Troca de calçada: uma análise da música de Marília Mendonça
Sempre soube que Marília Mendonça era uma grande compositora de músicas sertanejas e das famosas “sofrências”, essas canções que tratam especificamente sobre relacionamentos, decepções amorosas e frustações no que tange a vida à dois.
Mas, por conta de puro preconceito, da minha parte, para com a música sertaneja, que nunca tive muito apreço, ouvia pouco suas canções, mesmo reconhecendo a grande qualidade de suas letras.
Passei ouvi-la com mais frequência após sua morte. Infelizmente, deixei de fazer grandes reflexões sociais a partir das suas composições.
Mas hoje, no Facebook, me deparei com um magnífico corte do programa “The Voice”, no qual uma grande cantora cantava de forma magistral a sua música “Troca de Calçada”. Foi uma reinterpretação fenomenal, de deixar o “queixo caído” e ao mesmo tempo me fez refletir nos nossos pré-julgamentos, discriminações e na ideia absurda de nos acharmos e sentirmos que somos melhores que os outros.

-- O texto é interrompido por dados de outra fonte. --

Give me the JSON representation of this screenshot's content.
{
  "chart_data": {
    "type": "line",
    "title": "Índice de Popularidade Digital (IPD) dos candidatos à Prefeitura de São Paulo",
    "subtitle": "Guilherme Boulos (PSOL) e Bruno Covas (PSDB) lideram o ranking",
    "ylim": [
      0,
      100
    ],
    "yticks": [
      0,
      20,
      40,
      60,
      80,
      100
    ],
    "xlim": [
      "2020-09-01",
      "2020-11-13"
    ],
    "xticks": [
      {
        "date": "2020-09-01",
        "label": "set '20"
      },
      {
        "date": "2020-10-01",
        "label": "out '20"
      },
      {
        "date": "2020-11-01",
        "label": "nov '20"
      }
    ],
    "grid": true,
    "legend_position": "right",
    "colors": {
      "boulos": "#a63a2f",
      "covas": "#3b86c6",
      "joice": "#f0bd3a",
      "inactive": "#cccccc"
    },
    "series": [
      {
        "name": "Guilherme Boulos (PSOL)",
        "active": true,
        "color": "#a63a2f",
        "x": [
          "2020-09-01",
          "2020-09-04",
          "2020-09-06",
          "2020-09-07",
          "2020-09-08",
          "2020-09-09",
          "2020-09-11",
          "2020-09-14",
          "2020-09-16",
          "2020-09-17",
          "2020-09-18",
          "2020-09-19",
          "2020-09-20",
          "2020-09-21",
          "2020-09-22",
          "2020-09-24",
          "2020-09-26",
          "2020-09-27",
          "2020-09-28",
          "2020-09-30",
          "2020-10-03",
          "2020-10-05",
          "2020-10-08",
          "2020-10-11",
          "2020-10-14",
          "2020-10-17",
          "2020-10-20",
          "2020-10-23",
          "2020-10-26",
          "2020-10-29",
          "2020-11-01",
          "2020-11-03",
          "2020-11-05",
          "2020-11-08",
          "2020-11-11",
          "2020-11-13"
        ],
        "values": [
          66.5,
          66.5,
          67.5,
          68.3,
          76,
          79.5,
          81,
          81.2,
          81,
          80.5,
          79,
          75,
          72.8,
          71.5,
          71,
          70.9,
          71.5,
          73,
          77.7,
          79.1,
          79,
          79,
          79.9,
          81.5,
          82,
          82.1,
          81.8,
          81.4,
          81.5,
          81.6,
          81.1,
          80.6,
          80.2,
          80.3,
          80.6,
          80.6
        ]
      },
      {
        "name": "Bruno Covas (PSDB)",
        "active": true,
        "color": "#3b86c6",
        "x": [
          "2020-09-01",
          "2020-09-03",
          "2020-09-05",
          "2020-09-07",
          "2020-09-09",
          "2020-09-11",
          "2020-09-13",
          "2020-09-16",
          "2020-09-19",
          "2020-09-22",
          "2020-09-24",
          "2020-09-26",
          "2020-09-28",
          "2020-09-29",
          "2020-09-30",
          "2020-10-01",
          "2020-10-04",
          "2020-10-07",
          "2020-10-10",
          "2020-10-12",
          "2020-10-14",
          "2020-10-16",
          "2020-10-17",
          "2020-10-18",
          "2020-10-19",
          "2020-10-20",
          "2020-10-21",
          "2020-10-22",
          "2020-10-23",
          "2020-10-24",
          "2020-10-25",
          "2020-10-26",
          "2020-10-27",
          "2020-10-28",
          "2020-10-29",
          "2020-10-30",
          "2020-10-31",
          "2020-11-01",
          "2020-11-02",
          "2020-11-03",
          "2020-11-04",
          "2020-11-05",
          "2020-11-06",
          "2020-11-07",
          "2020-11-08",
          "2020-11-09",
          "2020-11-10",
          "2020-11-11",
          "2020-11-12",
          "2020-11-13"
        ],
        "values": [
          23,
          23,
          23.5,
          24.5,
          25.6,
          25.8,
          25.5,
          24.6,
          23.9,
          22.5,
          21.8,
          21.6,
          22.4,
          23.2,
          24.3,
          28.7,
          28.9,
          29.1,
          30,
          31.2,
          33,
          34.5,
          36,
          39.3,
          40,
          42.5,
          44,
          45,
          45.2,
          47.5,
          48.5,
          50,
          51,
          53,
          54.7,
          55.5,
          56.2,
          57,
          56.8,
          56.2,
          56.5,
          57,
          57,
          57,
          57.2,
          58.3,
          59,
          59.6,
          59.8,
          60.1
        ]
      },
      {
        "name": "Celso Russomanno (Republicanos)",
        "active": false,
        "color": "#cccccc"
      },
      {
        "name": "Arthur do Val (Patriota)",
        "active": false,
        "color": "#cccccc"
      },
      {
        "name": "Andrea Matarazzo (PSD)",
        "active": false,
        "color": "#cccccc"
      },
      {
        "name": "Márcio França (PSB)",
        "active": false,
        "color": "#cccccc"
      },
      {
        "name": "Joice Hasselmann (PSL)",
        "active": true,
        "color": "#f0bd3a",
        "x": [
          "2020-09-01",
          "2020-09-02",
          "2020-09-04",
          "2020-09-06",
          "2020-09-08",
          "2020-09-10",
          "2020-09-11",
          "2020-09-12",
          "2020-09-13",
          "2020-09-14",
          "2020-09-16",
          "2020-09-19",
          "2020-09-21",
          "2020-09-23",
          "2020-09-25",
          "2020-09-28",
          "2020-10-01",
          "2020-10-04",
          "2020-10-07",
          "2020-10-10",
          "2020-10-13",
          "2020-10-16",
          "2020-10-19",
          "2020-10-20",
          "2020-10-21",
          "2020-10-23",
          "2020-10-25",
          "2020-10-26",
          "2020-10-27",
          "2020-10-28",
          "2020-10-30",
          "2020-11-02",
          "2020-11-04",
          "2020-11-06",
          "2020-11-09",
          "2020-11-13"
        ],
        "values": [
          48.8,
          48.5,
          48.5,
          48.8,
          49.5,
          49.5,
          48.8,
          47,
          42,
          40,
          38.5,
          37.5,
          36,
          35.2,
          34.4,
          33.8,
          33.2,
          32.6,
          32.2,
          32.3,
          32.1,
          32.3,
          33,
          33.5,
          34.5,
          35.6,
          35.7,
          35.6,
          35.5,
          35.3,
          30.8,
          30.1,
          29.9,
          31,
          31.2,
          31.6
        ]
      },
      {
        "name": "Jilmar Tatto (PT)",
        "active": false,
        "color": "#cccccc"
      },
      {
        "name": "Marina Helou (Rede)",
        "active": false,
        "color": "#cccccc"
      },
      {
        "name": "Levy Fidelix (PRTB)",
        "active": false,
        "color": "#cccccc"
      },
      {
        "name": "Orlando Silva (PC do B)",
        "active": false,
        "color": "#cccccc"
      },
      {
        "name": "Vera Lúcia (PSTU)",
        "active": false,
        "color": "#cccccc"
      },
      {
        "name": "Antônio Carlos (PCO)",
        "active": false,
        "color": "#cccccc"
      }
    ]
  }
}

A música fala de uma mulher que foi desprezada, maltratada, malcuidada e humilhada nos seus relacionamentos “de quinta”, e que por conta de tudo que sofreu, passou a se prostituir vendendo seu corpo nas esquinas da vida.
Mas, a compositora genial, pede na primeira estrofe da canção, para que não julguemos a “mulher da vida”, que não troquemos de calçada ao passar por ela, mas que fiquemos em silêncio, “sem apontar o dedo” e “sem julgar tão cedo”, pois “ela tem motivos para estar desse jeito”, não devemos pré julgá-la.
“Se alguém passar por ela
Fique em silêncio, não aponte o dedo
Não julgue tão cedo
Ela tem motivos pra estar desse jeito
Isso é preconceito
Viveu tanto desprezo
Que até Deus duvida e chora lá de cima
Era só uma menina
Que dedicou a vida a amores de quinta”.
Essa canção é um convite a tolerância, ao respeito a dor alheia, para nos colocarmos no lugar do outro. Para que pratiquemos a solidariedade e a compaixão.
Essa mulher, relatada na canção, é uma vítima de relacionamentos tóxicos e abusivos. Como milhares de outras mulheres também são. Essa mulher, muito antes de ser usada como prostituta, por seus “clientes” foi usada, menosprezada e esfrangalhada por seus parceiros de outrora. Por isso:
“Pra ter o corpo quente, eu congelei meu coração
Pra esconder a tristeza, maquiagem à prova d'água
Hoje você me vê assim e troca de calçada
Só que amar dói muito mais do que o nojo na sua cara.
Pra ter o corpo quente, eu congelei meu coração
Pra esconder a tristeza, salto 15 e minissaia
Hoje você me vê assim e troca de calçada
Mas se soubesse um terço da história, me abraçava
E não me apedrejava”.
A canção termina falando que essa mulher um dia sonhou em formar uma família, ser uma esposa dedicada e ser feliz. Como todo ser humano, tinha esperança de uma vida melhor, fez planos e metas de um futuro brilhante.
“É claro que ela já sonhou em se casar um dia
Não estava nos planos ser vergonha pra família
Cada um que passou levou um pouco da sua vida
E o resto que sobrou, ela vende na esquina.”
Em suma, essa canção é o retrato de milhares, talvez milhões, de mulheres que sofreram e sofrem com sucessivos relacionamentos, que mesmo que não caiam na prostituição, suas vidas sucumbiram ao caos. A infelicidade e a desesperança levam o ser humano ao inferno astral e ao fundo do poço existencial.
Pouca coisa faz tão mal ao ser humano como um péssimo relacionamento. Faz a nossa vida murchar. Faz o nosso semblante se abater. Faz a nossa alegria desaparecer. Faz nossa força desvanecer e faz a vida esmorecer.
Que possamos olhar para os que sofrem sem julgamentos e com compaixão, como bem disse a rainha da sofrência, nessa linda canção.